One of the most accomplished abstract painters and influential teachers of the 20th century, Hans Hofmann (1880-1966) shaped three generations of artists, both in Europe and the United States. These students included Joan Mitchell, Larry Rivers, Allan Kaprow, and Marisol. As a painter, Hofmann is best remembered for his exhilarating large scale compositions that explore dynamic color and spatial relationships, topics about which he wrote widely read essays.
This work, Veluti in Speculum (1962) is from Hofmann’s so-called Renate series, a group of paintings he made as a tribute to his wife. Executed at the height of his career, they demonstrate the full power and broad a range of Hofmann’s distinctive style, one of the leading examples of painterly abstraction.
Photographed in the Metropolitan Museum of Art in New York City.
It’s always fun to discover a new work by Pop artist /sculptress Marisol (AKA Maria Sol Escobar, born 1930 in Venezuela) when we are out on an art safari. Her pieces, which are like 3D portraits, can be found not only at the Whitney but in the permanent collections of The Met and MOMA as well, and they are instantly recognizable.
Equal parts painting, collage, carving, and assemblage, Women and Dog(1964) was inspired by sources as diverse as its constituent materials. Marisol worked in New York during the emergence of Pop Art in the early 1960s and was one of few women associated with the movement. This sculpture reflects the fascination with everyday life that was fundamental to Pop, and yet its larger-than-life, totemic forms and the multi-faced profiles of the figures belie influences from Pre-Colombian and Native American folk art to analytic Cubism.

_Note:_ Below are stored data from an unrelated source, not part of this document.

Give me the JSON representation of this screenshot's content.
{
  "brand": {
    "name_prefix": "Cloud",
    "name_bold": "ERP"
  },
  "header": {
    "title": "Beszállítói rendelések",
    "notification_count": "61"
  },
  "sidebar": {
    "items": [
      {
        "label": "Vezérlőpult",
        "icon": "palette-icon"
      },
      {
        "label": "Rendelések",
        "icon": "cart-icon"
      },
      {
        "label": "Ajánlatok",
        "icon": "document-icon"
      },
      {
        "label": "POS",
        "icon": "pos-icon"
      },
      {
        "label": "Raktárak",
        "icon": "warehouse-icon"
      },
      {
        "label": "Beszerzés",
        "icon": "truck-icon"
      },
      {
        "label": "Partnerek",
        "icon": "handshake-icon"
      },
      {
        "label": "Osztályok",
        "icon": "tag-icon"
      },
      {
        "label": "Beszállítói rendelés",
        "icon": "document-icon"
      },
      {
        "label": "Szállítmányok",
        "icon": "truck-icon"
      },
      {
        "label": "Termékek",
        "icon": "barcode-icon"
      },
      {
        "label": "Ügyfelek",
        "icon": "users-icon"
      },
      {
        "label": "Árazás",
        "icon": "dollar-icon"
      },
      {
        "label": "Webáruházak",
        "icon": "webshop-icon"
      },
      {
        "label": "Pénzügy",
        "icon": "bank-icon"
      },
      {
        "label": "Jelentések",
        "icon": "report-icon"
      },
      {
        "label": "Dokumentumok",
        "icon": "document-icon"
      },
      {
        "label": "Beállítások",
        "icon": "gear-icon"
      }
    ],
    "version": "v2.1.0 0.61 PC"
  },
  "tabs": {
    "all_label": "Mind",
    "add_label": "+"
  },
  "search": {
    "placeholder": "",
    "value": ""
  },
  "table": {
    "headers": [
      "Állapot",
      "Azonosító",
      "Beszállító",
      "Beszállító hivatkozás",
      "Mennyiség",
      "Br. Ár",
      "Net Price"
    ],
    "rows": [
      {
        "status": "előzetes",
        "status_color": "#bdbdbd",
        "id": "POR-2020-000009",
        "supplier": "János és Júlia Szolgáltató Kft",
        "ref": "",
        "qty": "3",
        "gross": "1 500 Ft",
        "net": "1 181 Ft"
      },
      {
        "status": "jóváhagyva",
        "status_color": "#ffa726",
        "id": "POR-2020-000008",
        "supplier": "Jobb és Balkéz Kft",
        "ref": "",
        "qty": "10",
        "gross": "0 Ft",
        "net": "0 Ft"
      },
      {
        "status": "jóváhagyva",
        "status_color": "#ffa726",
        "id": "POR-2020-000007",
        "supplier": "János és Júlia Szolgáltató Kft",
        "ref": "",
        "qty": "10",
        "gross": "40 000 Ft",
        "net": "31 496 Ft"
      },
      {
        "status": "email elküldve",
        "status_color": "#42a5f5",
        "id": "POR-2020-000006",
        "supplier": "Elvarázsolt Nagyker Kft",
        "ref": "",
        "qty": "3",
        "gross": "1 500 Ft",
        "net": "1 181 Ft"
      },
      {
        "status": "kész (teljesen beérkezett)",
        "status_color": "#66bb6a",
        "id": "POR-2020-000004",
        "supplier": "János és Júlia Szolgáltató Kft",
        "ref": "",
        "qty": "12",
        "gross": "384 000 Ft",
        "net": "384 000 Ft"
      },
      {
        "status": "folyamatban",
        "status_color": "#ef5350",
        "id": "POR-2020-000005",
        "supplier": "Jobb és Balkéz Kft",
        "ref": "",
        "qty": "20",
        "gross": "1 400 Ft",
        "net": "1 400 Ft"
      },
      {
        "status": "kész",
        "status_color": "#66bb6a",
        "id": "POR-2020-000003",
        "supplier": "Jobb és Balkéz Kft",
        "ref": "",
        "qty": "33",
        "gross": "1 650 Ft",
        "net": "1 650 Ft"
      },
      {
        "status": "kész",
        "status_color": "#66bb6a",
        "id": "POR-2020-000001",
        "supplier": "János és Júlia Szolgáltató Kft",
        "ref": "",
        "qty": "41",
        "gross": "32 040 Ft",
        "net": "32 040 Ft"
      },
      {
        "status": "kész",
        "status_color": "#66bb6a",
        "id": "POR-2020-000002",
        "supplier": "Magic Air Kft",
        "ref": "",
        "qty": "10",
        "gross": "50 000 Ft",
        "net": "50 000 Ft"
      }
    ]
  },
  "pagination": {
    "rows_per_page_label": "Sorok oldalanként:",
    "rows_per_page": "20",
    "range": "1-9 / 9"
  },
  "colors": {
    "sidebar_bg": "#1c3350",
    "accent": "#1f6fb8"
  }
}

The trio of females strolling with a child and a dog seem to suggest Marisol’s interest in social norms and conventions relating to women in society, but the composition is ambiguous. Elements of the women’s clothing are colorfully whimsical, yet they are literally “boxed in” by their garments, and their faces are marked by a deadpan impenetrability. The women, and perhaps the child too, are self-portraits — indeed, a photograph of the artist is applied directly onto the face of one of the figures — suggesting a fluid inhabitation of different female roles and identities.